О'Лири поднялся. Голова после удара об пол продолжала гудеть.
- Нет, покорнейше благодарю, - он посмотрел прямо в лицо гиганту, который продолжал стоять над ним, как башня. - Просто... отдайте мне Адоранну и... я покину вас, не причинив особого вреда.
Лод заревел, а другой голос залился каким-то диким хохотом. Великан круто повернулся, подошел к креслу и тяжело опустился в него. Лицо его сменило ряд выражений. Наконец, он поднял на Лафайета мрачный взор.
- Я вижу, ты не понимаешь по-хорошему, - еле сдерживаясь, проговорил Лод. - Ну, а коль так, придется прибегнуть к жестким мерам.
Он дернул что-то на манжете. Дверь открылась. За ней стоял Дробитель, казавшийся карликом рядом с Лодом.
- Отведи его в камеру пыток, подготовь и жди меня, - рыкнул великан.
Казалось, прошло много часов. Лафайет почувствовал, что его снова качнуло, и попытался сохранить равновесие. Тут же острая боль пронзила правое плечо - это впивались острые иголки, унизывающие стенки клетки. Лафайет дернулся от боли и левым локтем стукнулся о выступ, словно специально сделанный в точно рассчитанном месте. Боль была невыносимая. Это заставило его опять принять единственно возможное положение в клетке: полусогнувшись, полуприсев, с головой, неестественно повернутой набок. Колени и спина нестерпимо ныли. Свербящая боль от множества поверхностных уколов распространилась по всему телу. И уже нельзя было понять, где болит сильнее. Бедро свело судорогой. Пытаясь хоть чуть-чуть облегчить свое положение, он капельку сдвинулся в сторону. Тут же тысячи игл впились в кожу.
- Это ничего тебе не даст, Лод, - выдавил О'Лири. - Я никогда не смогу тебе сказать, кто меня послал, потому что меня никто не посылал. Я действую сам по себе.
Великан барски развалился в шезлонге. Он уже успел переодеться и сейчас был в каком-то бледно-розовом одеянии, а шея была замотана ярко-красным шарфом необъятных размеров. Он отмахнулся огромной, как чемодан, ладонью со сплошь унизанными перстнями пальцами.

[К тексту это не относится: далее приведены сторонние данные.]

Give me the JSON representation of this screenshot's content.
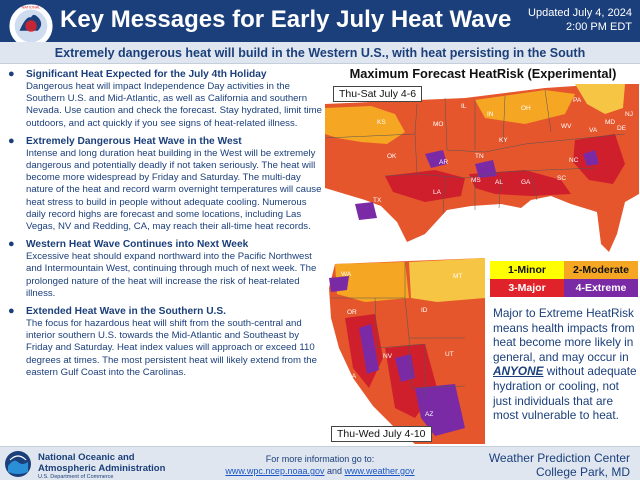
{
  "header": {
    "title": "Key Messages for Early July Heat Wave",
    "updated_line1": "Updated July 4, 2024",
    "updated_line2": "2:00 PM EDT",
    "logo_text": "NATIONAL WEATHER SERVICE"
  },
  "subtitle": "Extremely dangerous heat will build in the Western U.S., with heat persisting in the South",
  "messages": [
    {
      "title": "Significant Heat Expected for the July 4th Holiday",
      "body": "Dangerous heat will impact Independence Day activities in the Southern U.S. and Mid-Atlantic, as well as California and southern Nevada. Use caution and check the forecast. Stay hydrated, limit time outdoors, and act quickly if you see signs of heat-related illness."
    },
    {
      "title": "Extremely Dangerous Heat Wave in the West",
      "body": "Intense and long duration heat building in the West will be extremely dangerous and potentially deadly if not taken seriously. The heat will become more widespread by Friday and Saturday. The multi-day nature of the heat and record warm overnight temperatures will cause heat stress to build in people without adequate cooling. Numerous daily record highs are forecast and some locations, including Las Vegas, NV and Redding, CA, may reach their all-time heat records."
    },
    {
      "title": "Western Heat Wave Continues into Next Week",
      "body": "Excessive heat should expand northward into the Pacific Northwest and Intermountain West, continuing through much of next week. The prolonged nature of the heat will increase the risk of heat-related illness."
    },
    {
      "title": "Extended Heat Wave in the Southern U.S.",
      "body": "The focus for hazardous heat will shift from the south-central and interior southern U.S. towards the Mid-Atlantic and Southeast by Friday and Saturday. Heat index values will approach or exceed 110 degrees at times. The most persistent heat will likely extend from the eastern Gulf Coast into the Carolinas."
    }
  ],
  "map": {
    "heading": "Maximum Forecast HeatRisk (Experimental)",
    "east_period": "Thu-Sat July 4-6",
    "west_period": "Thu-Wed July 4-10",
    "east_states": [
      "KS",
      "MO",
      "IL",
      "IN",
      "OH",
      "PA",
      "KY",
      "WV",
      "VA",
      "MD",
      "DE",
      "NJ",
      "TN",
      "NC",
      "SC",
      "OK",
      "AR",
      "MS",
      "AL",
      "GA",
      "TX",
      "LA",
      "FL"
    ],
    "west_states": [
      "WA",
      "MT",
      "OR",
      "ID",
      "NV",
      "UT",
      "CA",
      "AZ"
    ]
  },
  "legend": [
    {
      "label": "1-Minor",
      "color": "#ffff00"
    },
    {
      "label": "2-Moderate",
      "color": "#f5a623"
    },
    {
      "label": "3-Major",
      "color": "#e0232a"
    },
    {
      "label": "4-Extreme",
      "color": "#7b2aa6"
    }
  ],
  "note": {
    "before": "Major to Extreme HeatRisk means health impacts from heat become more likely in general, and may occur in ",
    "emphasis": "ANYONE",
    "after": " without adequate hydration or cooling, not just individuals that are most vulnerable to heat."
  },
  "footer": {
    "agency_line1": "National Oceanic and",
    "agency_line2": "Atmospheric Administration",
    "agency_dept": "U.S. Department of Commerce",
    "more_info": "For more information go to:",
    "link1": "www.wpc.ncep.noaa.gov",
    "and": " and ",
    "link2": "www.weather.gov",
    "wpc_line1": "Weather Prediction Center",
    "wpc_line2": "College Park, MD",
    "noaa_logo_text": "NOAA"
  }
}
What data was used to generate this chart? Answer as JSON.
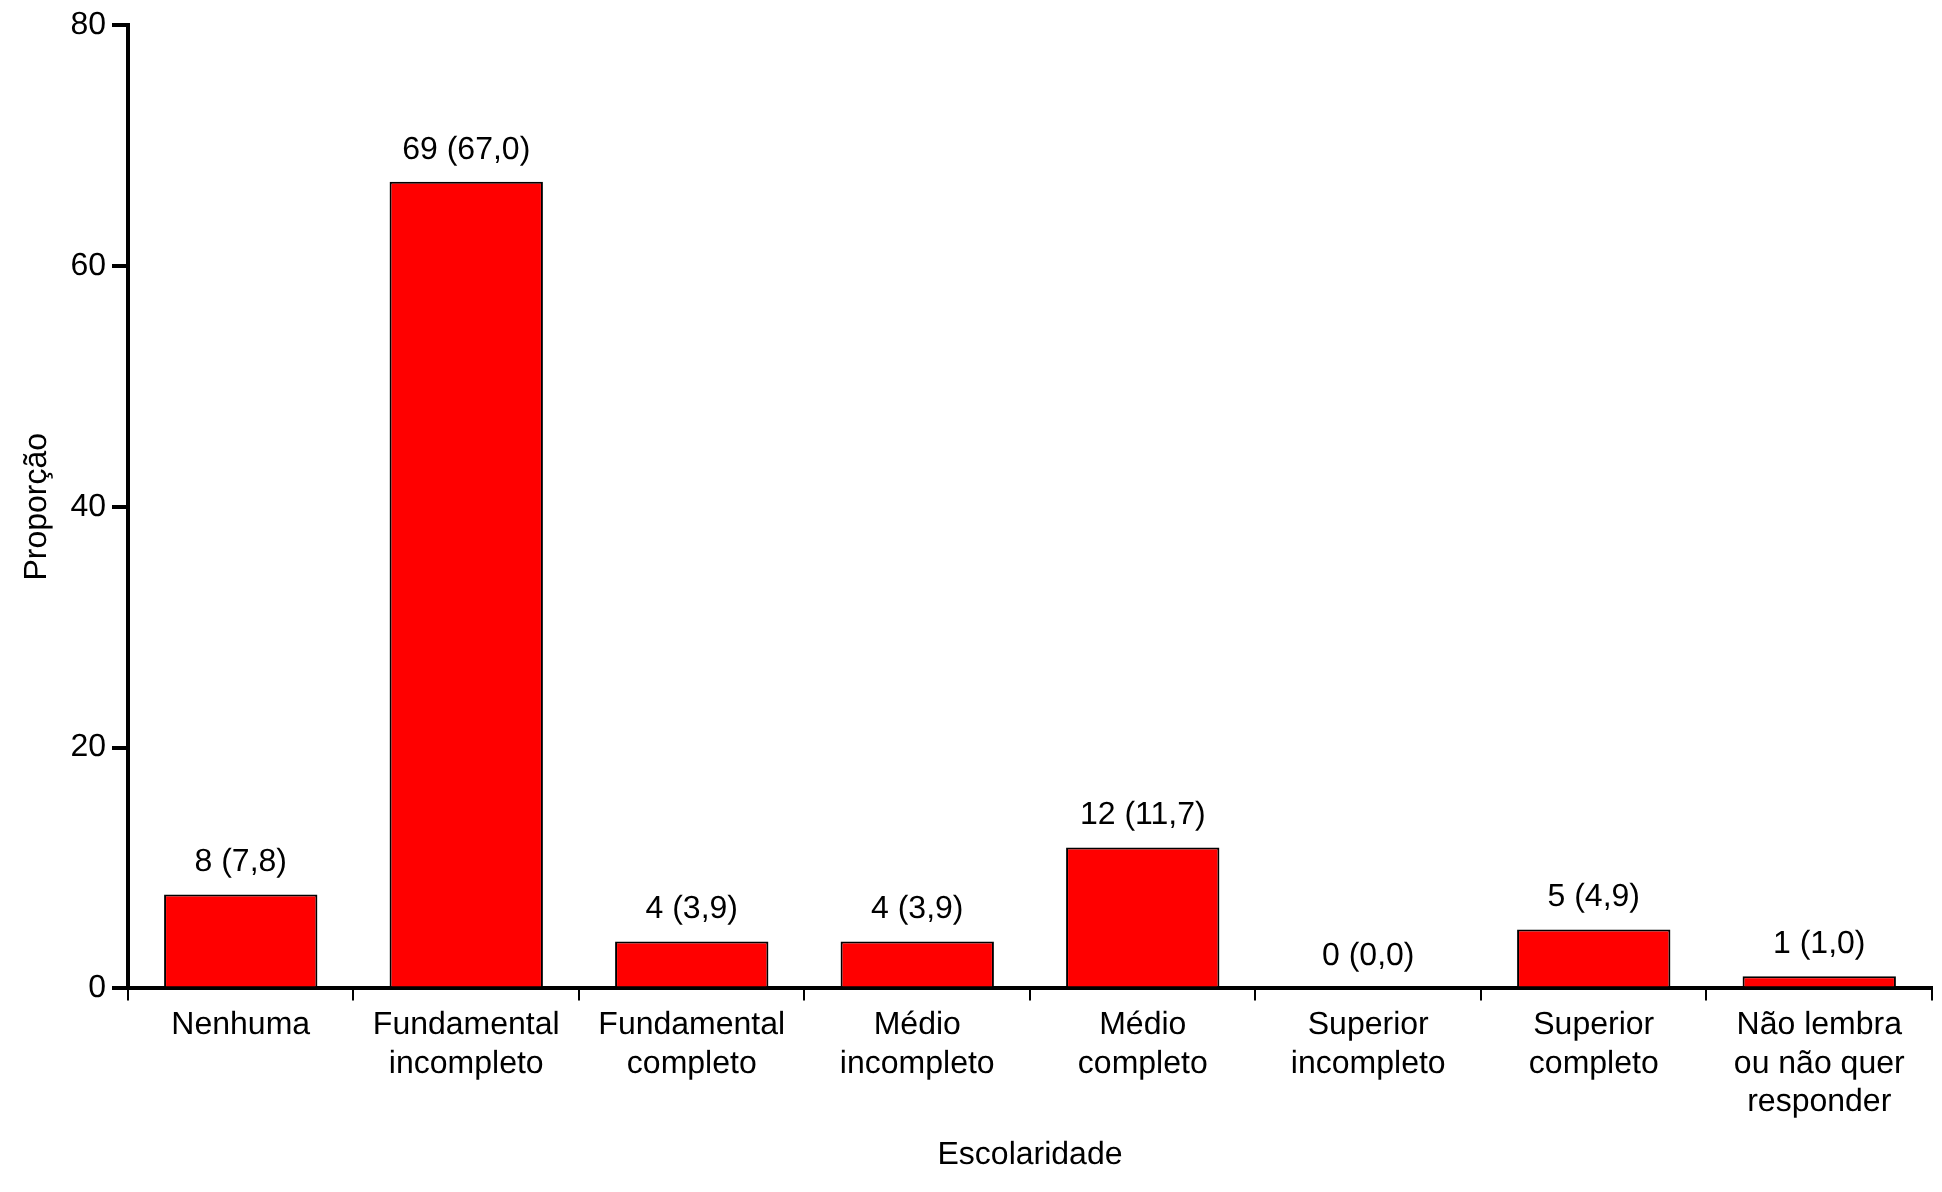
{
  "chart_data": {
    "type": "bar",
    "xlabel": "Escolaridade",
    "ylabel": "Proporção",
    "categories": [
      "Nenhuma",
      "Fundamental incompleto",
      "Fundamental completo",
      "Médio incompleto",
      "Médio completo",
      "Superior incompleto",
      "Superior completo",
      "Não lembra ou não quer responder"
    ],
    "values": [
      7.8,
      67.0,
      3.9,
      3.9,
      11.7,
      0.0,
      4.9,
      1.0
    ],
    "value_labels": [
      "8 (7,8)",
      "69 (67,0)",
      "4 (3,9)",
      "4 (3,9)",
      "12 (11,7)",
      "0 (0,0)",
      "5 (4,9)",
      "1 (1,0)"
    ],
    "color": "#ff0000",
    "ylim": [
      0,
      80
    ],
    "yticks": [
      0,
      20,
      40,
      60,
      80
    ],
    "grid": false,
    "legend": false
  }
}
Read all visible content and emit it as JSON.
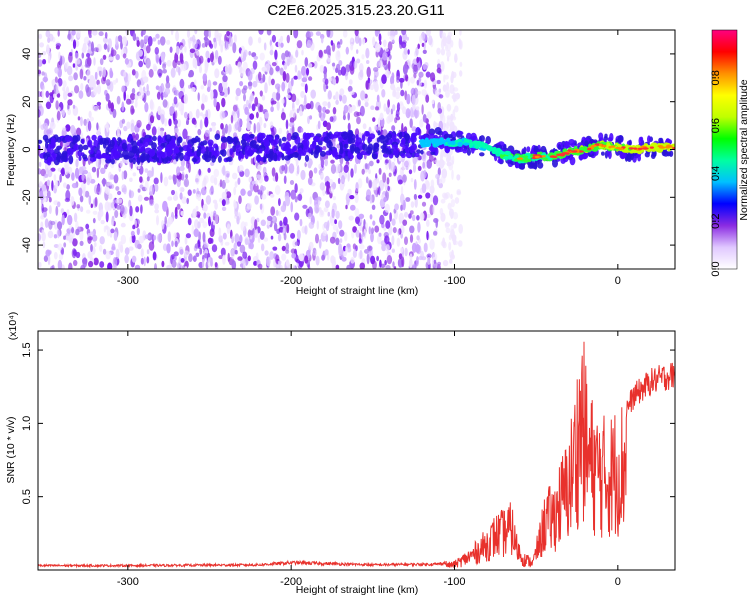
{
  "title": "C2E6.2025.315.23.20.G11",
  "chart_data": [
    {
      "type": "heatmap",
      "xlabel": "Height of straight line (km)",
      "ylabel": "Frequency (Hz)",
      "xlim": [
        -355,
        35
      ],
      "ylim": [
        -50,
        50
      ],
      "xticks": [
        "-300",
        "-200",
        "-100",
        "0"
      ],
      "yticks": [
        "40",
        "20",
        "0",
        "-20",
        "-40"
      ],
      "colorbar": {
        "label": "Normalized spectral amplitude",
        "range": [
          0.0,
          1.0
        ],
        "ticks": [
          "0.0",
          "0.2",
          "0.4",
          "0.6",
          "0.8"
        ],
        "colors": [
          "#ffffff",
          "#e0c8ff",
          "#8a2be2",
          "#0000ff",
          "#00c0ff",
          "#00ffa0",
          "#00ff00",
          "#c0ff00",
          "#ffff00",
          "#ff9000",
          "#ff0000",
          "#ff0080"
        ]
      },
      "noise_region_xmax": -108,
      "signal_trace": [
        {
          "x": -355,
          "f": 0
        },
        {
          "x": -300,
          "f": 0
        },
        {
          "x": -200,
          "f": 1
        },
        {
          "x": -150,
          "f": 2
        },
        {
          "x": -110,
          "f": 3
        },
        {
          "x": -95,
          "f": 3
        },
        {
          "x": -80,
          "f": 1
        },
        {
          "x": -70,
          "f": -2
        },
        {
          "x": -60,
          "f": -4
        },
        {
          "x": -50,
          "f": -3
        },
        {
          "x": -40,
          "f": -3
        },
        {
          "x": -30,
          "f": -1
        },
        {
          "x": -20,
          "f": 0
        },
        {
          "x": -10,
          "f": 2
        },
        {
          "x": 0,
          "f": 1
        },
        {
          "x": 10,
          "f": 0
        },
        {
          "x": 20,
          "f": 1
        },
        {
          "x": 35,
          "f": 1
        }
      ]
    },
    {
      "type": "line",
      "xlabel": "Height of straight line (km)",
      "ylabel": "SNR (10 * v/v)",
      "y_multiplier": "(x10⁴)",
      "xlim": [
        -355,
        35
      ],
      "ylim": [
        0,
        1.63
      ],
      "xticks": [
        "-300",
        "-200",
        "-100",
        "0"
      ],
      "yticks": [
        "1.5",
        "1.0",
        "0.5"
      ],
      "series": [
        {
          "color": "#e8312c",
          "envelope": [
            {
              "x": -355,
              "y": 0.03
            },
            {
              "x": -300,
              "y": 0.03
            },
            {
              "x": -220,
              "y": 0.035
            },
            {
              "x": -200,
              "y": 0.05
            },
            {
              "x": -150,
              "y": 0.035
            },
            {
              "x": -110,
              "y": 0.04
            },
            {
              "x": -100,
              "y": 0.06
            },
            {
              "x": -90,
              "y": 0.15
            },
            {
              "x": -80,
              "y": 0.28
            },
            {
              "x": -75,
              "y": 0.37
            },
            {
              "x": -70,
              "y": 0.4
            },
            {
              "x": -65,
              "y": 0.45
            },
            {
              "x": -62,
              "y": 0.25
            },
            {
              "x": -58,
              "y": 0.12
            },
            {
              "x": -52,
              "y": 0.08
            },
            {
              "x": -48,
              "y": 0.3
            },
            {
              "x": -44,
              "y": 0.55
            },
            {
              "x": -40,
              "y": 0.55
            },
            {
              "x": -36,
              "y": 0.7
            },
            {
              "x": -30,
              "y": 0.9
            },
            {
              "x": -26,
              "y": 1.25
            },
            {
              "x": -22,
              "y": 1.63
            },
            {
              "x": -18,
              "y": 1.2
            },
            {
              "x": -12,
              "y": 1.05
            },
            {
              "x": -6,
              "y": 1.0
            },
            {
              "x": 0,
              "y": 1.1
            },
            {
              "x": 5,
              "y": 1.15
            },
            {
              "x": 10,
              "y": 1.25
            },
            {
              "x": 15,
              "y": 1.3
            },
            {
              "x": 20,
              "y": 1.35
            },
            {
              "x": 25,
              "y": 1.37
            },
            {
              "x": 30,
              "y": 1.39
            },
            {
              "x": 35,
              "y": 1.4
            }
          ]
        }
      ]
    }
  ]
}
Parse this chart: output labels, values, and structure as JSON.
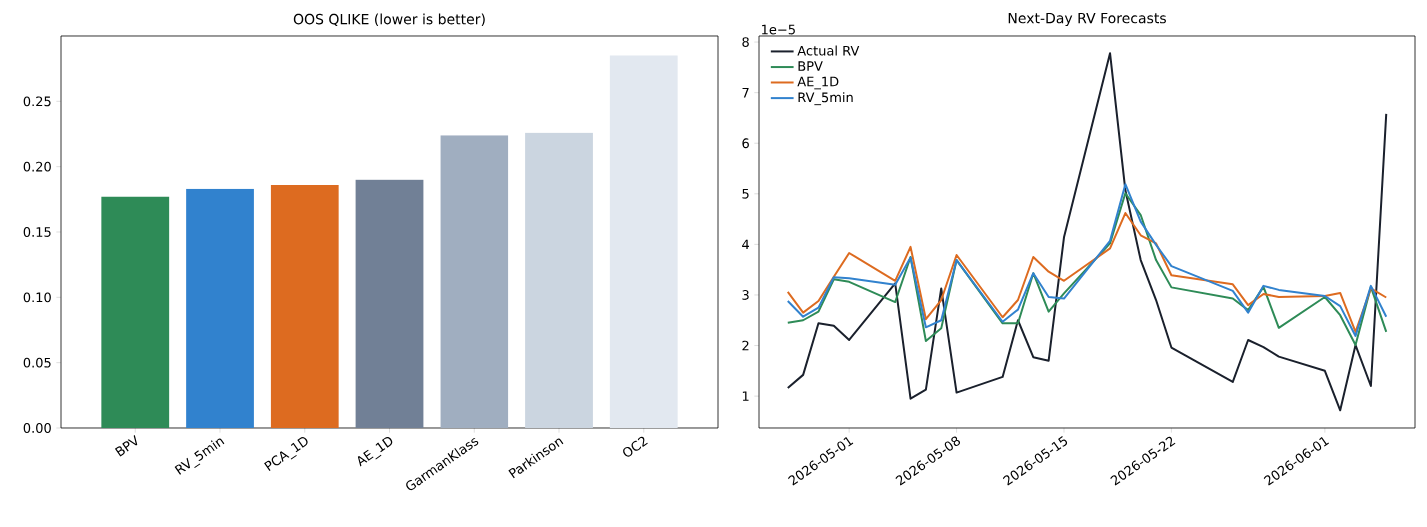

- Хочешь поупрямиться, букашка, пожалуйста. Мне доставляет удовольствие наблюдать, как ты тут дергаешься, захлебываясь от боли. Ведь уколы-то следуют друг за другом один больнее другого. Эта клетка слез - блестящее изобретение. Она не только обжигает тело своими острыми ласками, но и заставляет мозг поспешно принимать мучительные решения, - Лод удовлетворительно хмыкнул.
Он поднял пивную кружку из просмоленной кожи емкостью в галлон, залпом осушил ее, оторвал ногу от чего-то жареного, размером с индюшку, и одним махом обсосал мясо с кости.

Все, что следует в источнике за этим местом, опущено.